Lutte contre la précarité énergétique -

Par / 19 février 2019

Les enjeux environnementaux aux lourdes conséquences pour la planète et ceux qui la peuplent liés, entre autres, au changement climatique, conduisent à une nécessaire transition énergétique. La transition étant le passage d’un système à un autre, il nous semble essentiel d’appréhender l’énergie non pas comme une marchandise mais comme un bien commun.

Le législateur a qualifié l’électricité de bien de première nécessité, et il est impératif, si nous voulons véritablement endiguer la précarité énergétique, de franchir une nouvelle étape. En effet, nous ne pensons pas que la lutte contre la précarité énergétique relève des seules politiques sociales mais qu’elle est au coeur de la politique énergétique qui ne se résume plus aux simples questions de la production, mais englobe les économies d’énergie, l’efficacité énergétique que ce soit des transports, des logements ou des systèmes productifs.

Dans le droit fil du socle des droits sociaux de Göteborg qui reconnaît que « Toute personne a le droit d’accéder à des services essentiels de qualité, y compris l’eau, les services d’assainissement, l’énergie, les transports, les services financiers et les communications numériques », notre proposition de loi a pour objectif d’ériger l’accès à l’énergie en véritable droit fondamental.

En effet, la pauvreté touche un nombre croissant de personnes alors même que le pays s’enrichit. Les écarts entre les plus pauvres et les plus riches ne cessent d’augmenter en raison des politiques libérales menées en faveur de ces derniers par le Gouvernement, politiques qui renforcent les inégalités sociales et territoriales, notamment en termes d’accès aux services publics. Mais surtout cet accroissement de la pauvreté est dû à un retrait de l’État de pans entiers de notre économie et à la marchandisation de biens et d’infrastructures essentielles. C’est l’une des premières conséquences de la mondialisation financière.

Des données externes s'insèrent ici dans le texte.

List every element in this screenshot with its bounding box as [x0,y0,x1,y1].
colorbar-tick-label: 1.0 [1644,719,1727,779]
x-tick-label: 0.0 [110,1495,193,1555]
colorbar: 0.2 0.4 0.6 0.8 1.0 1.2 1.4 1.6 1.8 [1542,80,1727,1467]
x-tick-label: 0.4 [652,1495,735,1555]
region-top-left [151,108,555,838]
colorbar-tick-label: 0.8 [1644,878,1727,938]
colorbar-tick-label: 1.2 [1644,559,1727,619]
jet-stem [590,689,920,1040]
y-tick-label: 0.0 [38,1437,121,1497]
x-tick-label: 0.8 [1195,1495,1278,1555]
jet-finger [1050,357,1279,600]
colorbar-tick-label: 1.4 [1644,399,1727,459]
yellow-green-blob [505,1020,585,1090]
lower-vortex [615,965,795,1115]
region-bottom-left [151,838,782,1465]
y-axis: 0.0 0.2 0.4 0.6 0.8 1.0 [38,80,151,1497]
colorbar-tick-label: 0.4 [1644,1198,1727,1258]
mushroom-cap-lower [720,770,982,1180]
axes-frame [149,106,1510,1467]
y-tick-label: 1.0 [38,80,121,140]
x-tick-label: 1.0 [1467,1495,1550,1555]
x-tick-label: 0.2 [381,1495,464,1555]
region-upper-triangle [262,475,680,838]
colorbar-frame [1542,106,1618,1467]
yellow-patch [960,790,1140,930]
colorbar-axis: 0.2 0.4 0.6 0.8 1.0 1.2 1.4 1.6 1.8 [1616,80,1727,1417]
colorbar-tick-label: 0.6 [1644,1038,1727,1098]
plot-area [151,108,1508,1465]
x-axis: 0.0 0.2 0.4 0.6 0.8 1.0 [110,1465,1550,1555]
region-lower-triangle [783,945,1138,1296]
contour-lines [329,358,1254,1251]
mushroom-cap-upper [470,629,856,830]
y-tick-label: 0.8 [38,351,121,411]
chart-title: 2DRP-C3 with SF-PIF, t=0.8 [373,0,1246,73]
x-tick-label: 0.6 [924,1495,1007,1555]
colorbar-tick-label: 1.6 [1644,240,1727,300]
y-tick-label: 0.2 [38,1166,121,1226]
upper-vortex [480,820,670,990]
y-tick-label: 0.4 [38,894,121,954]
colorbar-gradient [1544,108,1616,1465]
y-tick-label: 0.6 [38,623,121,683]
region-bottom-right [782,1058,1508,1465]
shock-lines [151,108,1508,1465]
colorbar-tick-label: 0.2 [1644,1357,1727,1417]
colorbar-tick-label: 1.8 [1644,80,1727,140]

Le secteur énergétique est particulièrement révélateur de ce désengagement de l’État dans la conduite de politiques publiques au service de l’intérêt général. Les investissements publics d’hier sont bradés pour permettre l’enrichissement des actionnaires des grands groupes du secteur, qu’ils soient privés ou publics. La privatisation de Gaz de France, la privatisation partielle d’EDF et l’obligation de vendre une partie de sa production d’électricité d’origine nucléaire aux opérateurs privés, le dessaisissement des prérogatives du ministre chargé de l’énergie et donc de l’État en matière de fixation des tarifs de gaz et d’électricité au profit de la commission de régulation de l’énergie, toutes ces mesures commandées par le marché et l’objectif de rémunération du capital, ont affaibli considérablement le service public énergétique, exposant la population à la précarité énergétique.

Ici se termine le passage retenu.